Взваливая на себя ответственность за другого человека, — зашептал на правое ухо мой внутренний философ. — Ты как бы отрекаешься от части своей жизни, вычёркиваешь ее, тратя на поступки, которые — по сути, не нужны никому, тем более "спасаемым". Обычно ничего, кроме чувства унижения, "благие намерения " у них не вызывают. Ведь человек понимает, что он мог бы сделать все сам, но не справился. Часто вместо благодарности у спасаемого появляется комплекс — своей слабости и никчемности. Нет, я не гожусь на роль спасителя, меня слишком быстро заполняют чужие эмоции. И становится выбор: или я, или этот человек. Когда меня переполняют чужие чувства, возникает мысль о самоубийстве. Но инстинкт самосохранения оказывается сильнее совести, и я сбегаю, мучимая угрызениями совести.
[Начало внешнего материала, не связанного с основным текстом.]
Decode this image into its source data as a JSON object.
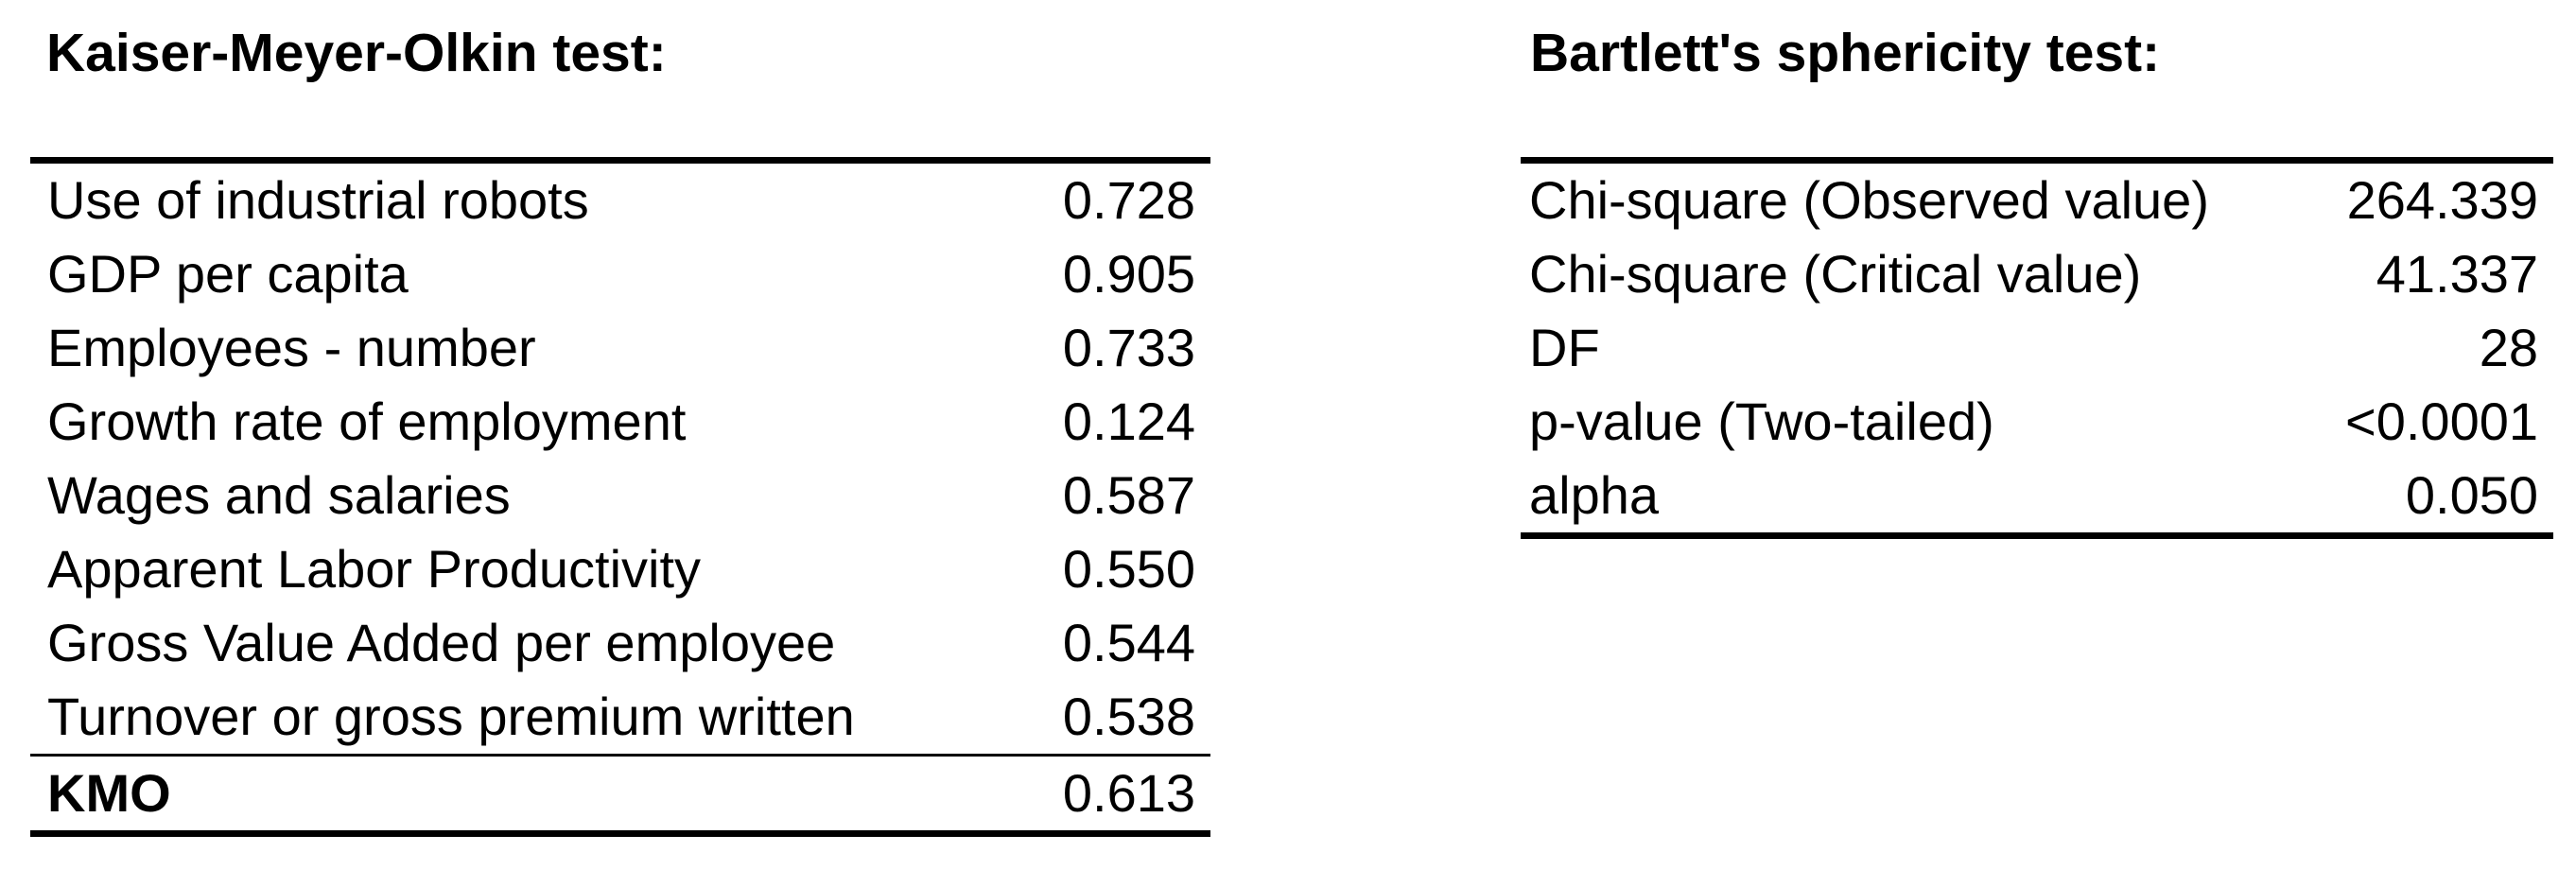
{
  "page": {
    "background": "#ffffff",
    "text_color": "#000000",
    "rule_color": "#000000"
  },
  "kmo_table": {
    "title": "Kaiser-Meyer-Olkin test:",
    "rows": [
      {
        "label": "Use of industrial robots",
        "value": "0.728"
      },
      {
        "label": "GDP per capita",
        "value": "0.905"
      },
      {
        "label": "Employees - number",
        "value": "0.733"
      },
      {
        "label": "Growth rate of employment",
        "value": "0.124"
      },
      {
        "label": "Wages and salaries",
        "value": "0.587"
      },
      {
        "label": "Apparent Labor Productivity",
        "value": "0.550"
      },
      {
        "label": "Gross Value Added per employee",
        "value": "0.544"
      },
      {
        "label": "Turnover or gross premium written",
        "value": "0.538"
      }
    ],
    "summary_row": {
      "label": "KMO",
      "value": "0.613"
    }
  },
  "bartlett_table": {
    "title": "Bartlett's sphericity test:",
    "rows": [
      {
        "label": "Chi-square (Observed value)",
        "value": "264.339"
      },
      {
        "label": "Chi-square (Critical value)",
        "value": "41.337"
      },
      {
        "label": "DF",
        "value": "28"
      },
      {
        "label": "p-value (Two-tailed)",
        "value": "<0.0001"
      },
      {
        "label": "alpha",
        "value": "0.050"
      }
    ]
  }
}
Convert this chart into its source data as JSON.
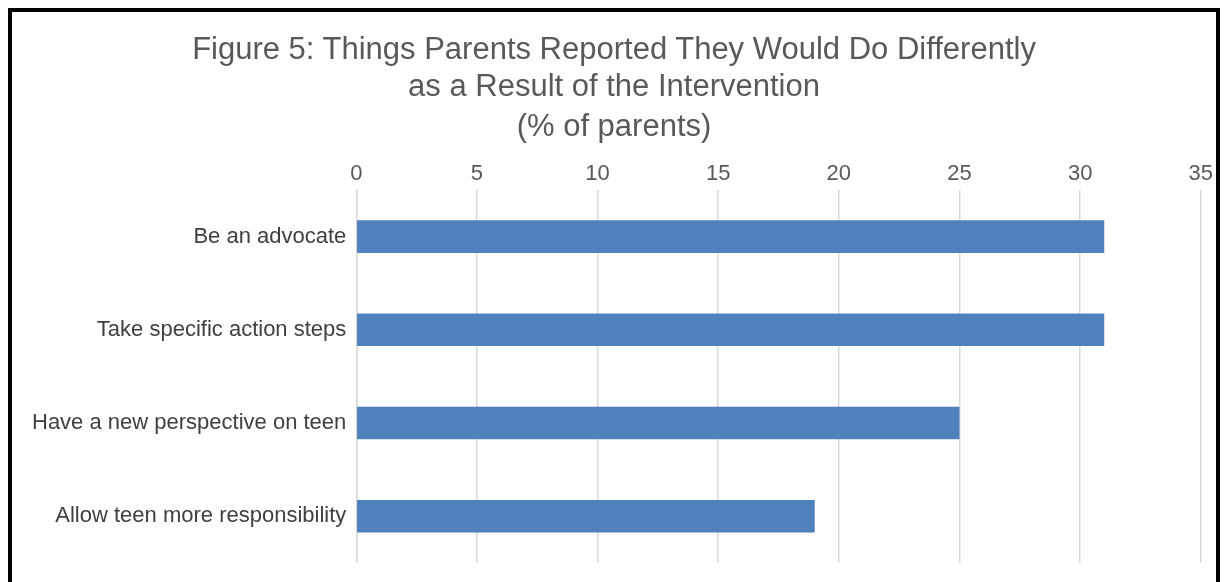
{
  "chart_data": {
    "type": "bar",
    "orientation": "horizontal",
    "title": "Figure 5: Things Parents Reported They Would Do Differently\nas a Result of the Intervention",
    "subtitle": "(% of parents)",
    "categories": [
      "Be an advocate",
      "Take specific action steps",
      "Have a new perspective on teen",
      "Allow teen more responsibility"
    ],
    "values": [
      31,
      31,
      25,
      19
    ],
    "color": "#4f81bd",
    "xlim": [
      0,
      35
    ],
    "xticks": [
      0,
      5,
      10,
      15,
      20,
      25,
      30,
      35
    ],
    "grid": "x"
  }
}
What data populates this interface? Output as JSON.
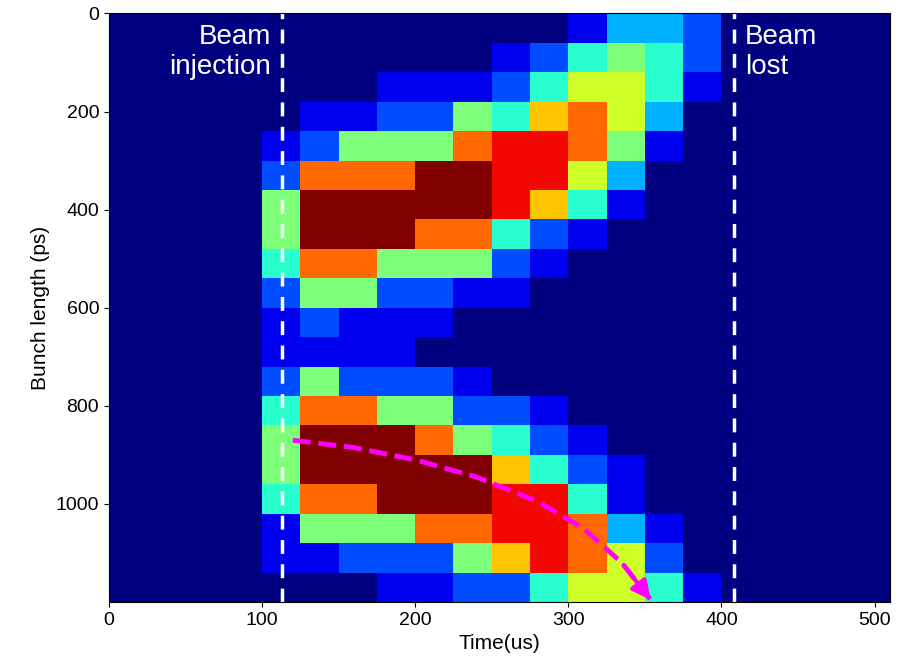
{
  "chart_data": {
    "type": "heatmap",
    "x_label": "Time(us)",
    "y_label": "Bunch length (ps)",
    "xlim": [
      0,
      510
    ],
    "xticks": [
      0,
      100,
      200,
      300,
      400,
      500
    ],
    "ylim": [
      1200,
      0
    ],
    "yticks": [
      0,
      200,
      400,
      600,
      800,
      1000
    ],
    "x_edges": [
      0,
      25,
      50,
      75,
      100,
      125,
      150,
      175,
      200,
      225,
      250,
      275,
      300,
      325,
      350,
      375,
      400,
      425,
      450,
      475,
      500,
      510
    ],
    "y_edges": [
      0,
      60,
      120,
      180,
      240,
      300,
      360,
      420,
      480,
      540,
      600,
      660,
      720,
      780,
      840,
      900,
      960,
      1020,
      1080,
      1140,
      1200
    ],
    "color_range": [
      0,
      10
    ],
    "cells": [
      [
        0,
        0,
        0,
        0,
        0,
        0,
        0,
        0,
        0,
        0,
        0,
        0,
        0,
        0,
        0,
        0,
        0,
        0,
        0,
        0
      ],
      [
        0,
        0,
        0,
        0,
        0,
        0,
        0,
        0,
        0,
        0,
        0,
        0,
        0,
        0,
        0,
        0,
        0,
        0,
        0,
        0
      ],
      [
        0,
        0,
        0,
        0,
        0,
        0,
        0,
        0,
        0,
        0,
        0,
        0,
        0,
        0,
        0,
        0,
        0,
        0,
        0,
        0
      ],
      [
        0,
        0,
        0,
        0,
        0,
        0,
        0,
        0,
        0,
        0,
        0,
        0,
        0,
        0,
        0,
        0,
        0,
        0,
        0,
        0
      ],
      [
        0,
        0,
        0,
        0,
        1,
        2,
        5,
        5,
        4,
        2,
        1,
        1,
        2,
        4,
        5,
        5,
        4,
        1,
        1,
        0
      ],
      [
        0,
        0,
        0,
        1,
        2,
        8,
        10,
        10,
        8,
        5,
        2,
        1,
        5,
        8,
        10,
        10,
        8,
        5,
        1,
        0
      ],
      [
        0,
        0,
        0,
        1,
        5,
        8,
        10,
        10,
        8,
        5,
        1,
        1,
        2,
        8,
        10,
        10,
        8,
        5,
        2,
        0
      ],
      [
        0,
        0,
        1,
        2,
        5,
        8,
        10,
        10,
        5,
        2,
        1,
        1,
        2,
        5,
        10,
        10,
        10,
        5,
        2,
        1
      ],
      [
        0,
        0,
        1,
        2,
        5,
        10,
        10,
        8,
        5,
        2,
        1,
        0,
        2,
        5,
        8,
        10,
        10,
        8,
        2,
        1
      ],
      [
        0,
        0,
        1,
        5,
        8,
        10,
        10,
        8,
        5,
        1,
        0,
        0,
        1,
        2,
        5,
        10,
        10,
        8,
        5,
        2
      ],
      [
        0,
        1,
        2,
        4,
        9,
        9,
        9,
        4,
        2,
        1,
        0,
        0,
        0,
        2,
        4,
        7,
        9,
        9,
        7,
        2
      ],
      [
        0,
        2,
        4,
        7,
        9,
        9,
        7,
        2,
        1,
        0,
        0,
        0,
        0,
        1,
        2,
        4,
        9,
        9,
        9,
        4
      ],
      [
        1,
        4,
        6,
        8,
        8,
        6,
        4,
        1,
        0,
        0,
        0,
        0,
        0,
        0,
        1,
        2,
        4,
        8,
        8,
        6
      ],
      [
        3,
        5,
        6,
        6,
        5,
        3,
        1,
        0,
        0,
        0,
        0,
        0,
        0,
        0,
        0,
        1,
        1,
        3,
        6,
        6
      ],
      [
        3,
        4,
        4,
        3,
        1,
        0,
        0,
        0,
        0,
        0,
        0,
        0,
        0,
        0,
        0,
        0,
        0,
        1,
        2,
        4
      ],
      [
        2,
        2,
        1,
        0,
        0,
        0,
        0,
        0,
        0,
        0,
        0,
        0,
        0,
        0,
        0,
        0,
        0,
        0,
        0,
        1
      ],
      [
        0,
        0,
        0,
        0,
        0,
        0,
        0,
        0,
        0,
        0,
        0,
        0,
        0,
        0,
        0,
        0,
        0,
        0,
        0,
        0
      ],
      [
        0,
        0,
        0,
        0,
        0,
        0,
        0,
        0,
        0,
        0,
        0,
        0,
        0,
        0,
        0,
        0,
        0,
        0,
        0,
        0
      ],
      [
        0,
        0,
        0,
        0,
        0,
        0,
        0,
        0,
        0,
        0,
        0,
        0,
        0,
        0,
        0,
        0,
        0,
        0,
        0,
        0
      ],
      [
        0,
        0,
        0,
        0,
        0,
        0,
        0,
        0,
        0,
        0,
        0,
        0,
        0,
        0,
        0,
        0,
        0,
        0,
        0,
        0
      ],
      [
        0,
        0,
        0,
        0,
        0,
        0,
        0,
        0,
        0,
        0,
        0,
        0,
        0,
        0,
        0,
        0,
        0,
        0,
        0,
        0
      ]
    ],
    "annotations": [
      {
        "text": "Beam\ninjection",
        "x": 113
      },
      {
        "text": "Beam\nlost",
        "x": 408
      }
    ],
    "arrow": {
      "x": [
        120,
        160,
        200,
        240,
        280,
        310,
        335,
        355
      ],
      "y": [
        870,
        885,
        910,
        945,
        995,
        1050,
        1120,
        1200
      ],
      "color": "#ff00ff",
      "line_style": "dashed"
    }
  }
}
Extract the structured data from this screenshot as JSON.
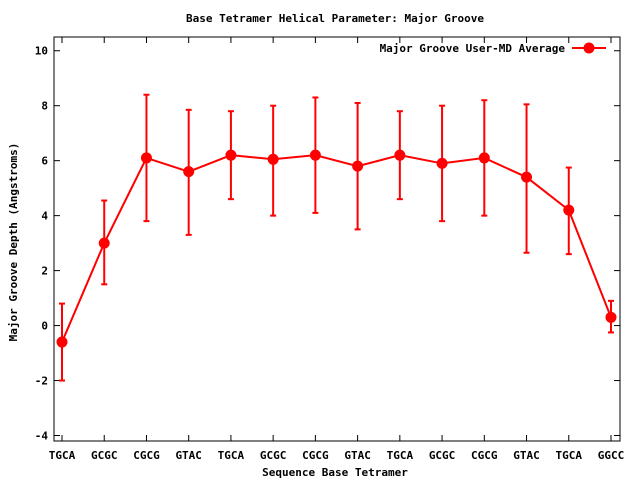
{
  "chart_data": {
    "type": "line",
    "title": "Base Tetramer Helical Parameter: Major Groove",
    "xlabel": "Sequence Base Tetramer",
    "ylabel": "Major Groove Depth (Angstroms)",
    "categories": [
      "TGCA",
      "GCGC",
      "CGCG",
      "GTAC",
      "TGCA",
      "GCGC",
      "CGCG",
      "GTAC",
      "TGCA",
      "GCGC",
      "CGCG",
      "GTAC",
      "TGCA",
      "GGCC"
    ],
    "ylim": [
      -4.2,
      10.5
    ],
    "yticks": [
      -4,
      -2,
      0,
      2,
      4,
      6,
      8,
      10
    ],
    "grid": false,
    "legend_position": "top-right",
    "series": [
      {
        "name": "Major Groove User-MD Average",
        "color": "#ff0000",
        "values": [
          -0.6,
          3.0,
          6.1,
          5.6,
          6.2,
          6.05,
          6.2,
          5.8,
          6.2,
          5.9,
          6.1,
          5.4,
          4.2,
          0.3
        ],
        "err_low": [
          -2.0,
          1.5,
          3.8,
          3.3,
          4.6,
          4.0,
          4.1,
          3.5,
          4.6,
          3.8,
          4.0,
          2.65,
          2.6,
          -0.25
        ],
        "err_high": [
          0.8,
          4.55,
          8.4,
          7.85,
          7.8,
          8.0,
          8.3,
          8.1,
          7.8,
          8.0,
          8.2,
          8.05,
          5.75,
          0.9
        ]
      }
    ]
  }
}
Не все люди готовы признаться самому себе в своих недостатках — решила я.
Откинувшись в кресле, огляделась вокруг. Мы сидели в модной кофейне. Полутьма, мягкие изящные диваны, приятные акценты в дизайне — все создавало атмосферу романтики и блаженства. Кофе и пирожные доставили из гастрономического рая для одиноких женщин. Что может быть лучше для дофаминового транса, чем россыпь маленьких красивых пирожных? Именно размер имеет значение! Вроде и не обжора, значит — не поправишься, и совсем недорого выходит, если съесть одно — уговариваешь свою совесть, а потом…
Но это уже не важно — за удовольствие надо платить! Все происходит из-за сопротивления генетической природе! — из глубины сознания всплыла мысль.
Но она была уничтожена невыносимым скрежетом, грохотом, криками. Помещение закачалось, столики зашатались. Кофе, вырвавшись на свободу, расплескалось по моему новому платью…
— Это конец, наверное… — я даже не почувствовала боли от горячей жижи на коленях, потому что в голове взорвалась бомба и озарила ослепительно белым светом все подсознание, выпуская на волю страхи. Я решила — землетрясение! Почему то всегда оно пугало меня больше всего, наверное, потому что шансы спастись зависели только от удачливости, которая редко ко мне благоволила.